Have you done multi-class logistic regression? Because the same "problem" arises. Logistic regression is a two-layer (no hidden layer) neural network. It can have as many inputs as you want, regardless of the number of classes of the target variable. So I will explain the answer in the context of multi-class logistic regression, and all you need to do to translate this to your problem is replace "input features" with "last hidden layer" in your network.
In logistic regression you have $D$ input features, $X_0, X_1, \dots, X_{D-1}.$ For convenience, I'm including $X_0$ as the "bias term", so $X_0=1$ all the time. I'm just doing this so I don't have to describe the bias separately. (Bias terms appear in hidden layers of NNs, so the same thing would apply.)

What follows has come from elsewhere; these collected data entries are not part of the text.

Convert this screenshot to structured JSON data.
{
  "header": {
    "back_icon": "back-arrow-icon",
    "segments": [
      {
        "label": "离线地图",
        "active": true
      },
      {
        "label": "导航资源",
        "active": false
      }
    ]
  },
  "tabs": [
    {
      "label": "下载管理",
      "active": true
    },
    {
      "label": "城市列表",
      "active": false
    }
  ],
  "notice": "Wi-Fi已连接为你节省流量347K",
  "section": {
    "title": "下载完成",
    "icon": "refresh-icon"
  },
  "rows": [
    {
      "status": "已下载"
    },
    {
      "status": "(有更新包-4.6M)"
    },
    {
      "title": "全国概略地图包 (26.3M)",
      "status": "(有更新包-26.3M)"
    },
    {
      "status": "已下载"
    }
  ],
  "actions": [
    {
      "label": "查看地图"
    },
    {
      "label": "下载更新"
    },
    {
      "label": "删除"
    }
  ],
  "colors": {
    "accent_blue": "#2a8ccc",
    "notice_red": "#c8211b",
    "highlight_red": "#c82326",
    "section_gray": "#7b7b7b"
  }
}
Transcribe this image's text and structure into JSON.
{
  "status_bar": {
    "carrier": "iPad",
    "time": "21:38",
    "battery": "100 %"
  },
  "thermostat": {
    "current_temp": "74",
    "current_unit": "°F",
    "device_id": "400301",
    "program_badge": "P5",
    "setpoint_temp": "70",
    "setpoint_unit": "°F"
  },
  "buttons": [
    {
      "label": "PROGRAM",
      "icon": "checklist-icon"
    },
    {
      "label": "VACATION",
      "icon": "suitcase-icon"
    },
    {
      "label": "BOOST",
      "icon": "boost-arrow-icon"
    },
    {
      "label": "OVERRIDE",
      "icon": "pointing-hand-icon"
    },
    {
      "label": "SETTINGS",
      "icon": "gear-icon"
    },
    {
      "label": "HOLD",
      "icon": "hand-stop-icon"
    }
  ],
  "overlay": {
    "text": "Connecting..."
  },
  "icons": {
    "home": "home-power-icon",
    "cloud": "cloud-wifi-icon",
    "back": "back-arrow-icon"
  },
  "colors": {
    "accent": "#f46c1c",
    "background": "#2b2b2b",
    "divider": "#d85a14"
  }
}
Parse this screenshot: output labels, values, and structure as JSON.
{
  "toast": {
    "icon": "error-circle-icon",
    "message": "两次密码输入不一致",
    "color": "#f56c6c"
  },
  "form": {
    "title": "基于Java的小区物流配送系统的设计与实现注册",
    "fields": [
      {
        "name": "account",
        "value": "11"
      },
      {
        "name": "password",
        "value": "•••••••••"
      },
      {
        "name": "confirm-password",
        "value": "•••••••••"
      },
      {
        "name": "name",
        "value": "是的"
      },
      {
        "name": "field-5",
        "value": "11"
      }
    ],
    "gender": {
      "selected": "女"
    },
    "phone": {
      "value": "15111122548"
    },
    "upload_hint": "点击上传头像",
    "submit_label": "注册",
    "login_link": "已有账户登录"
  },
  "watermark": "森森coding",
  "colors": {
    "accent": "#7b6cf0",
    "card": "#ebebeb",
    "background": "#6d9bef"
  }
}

Suppose the target variable, $t,$ is a categorical variable with $k$ classes. Then we use a one-of-k encoding for $t.$ (That is, we represent it with $k$ binary variables, where one of the variable values is $1$ and the rest are $0.$) Then the non-activated output is,
$$
A = W^T X,
$$
where $W$ is a $D \times k$ matrix representing the weight vectors for each class, and $X$ is a $D \times 1$ vector representing a single observation. Thus $A$ is a $k \times 1$ vector. The output, $Y,$ which represents our predicted probabilities is,
$$
Y = \text{softmax}(A),
$$
meaning
$$
Y_i = \frac{e^{A_i}}{\sum\limits_{j=1}^{k} e^{A_j}}.
$$
$Y_i$ is the probability that the $i$th binary variable of $t$ is one.
Notice that the dimensions of $X$ is irrelevant here, because $W$ converts a $D \times 1$ vector $X$ into a $k \times 1$ vector $A.$ Thus there is no hard constraint on the number of input features you can apply to multi-class logistic regression. This is exactly analogous to the last hidden layer in a multi-class classification neural network.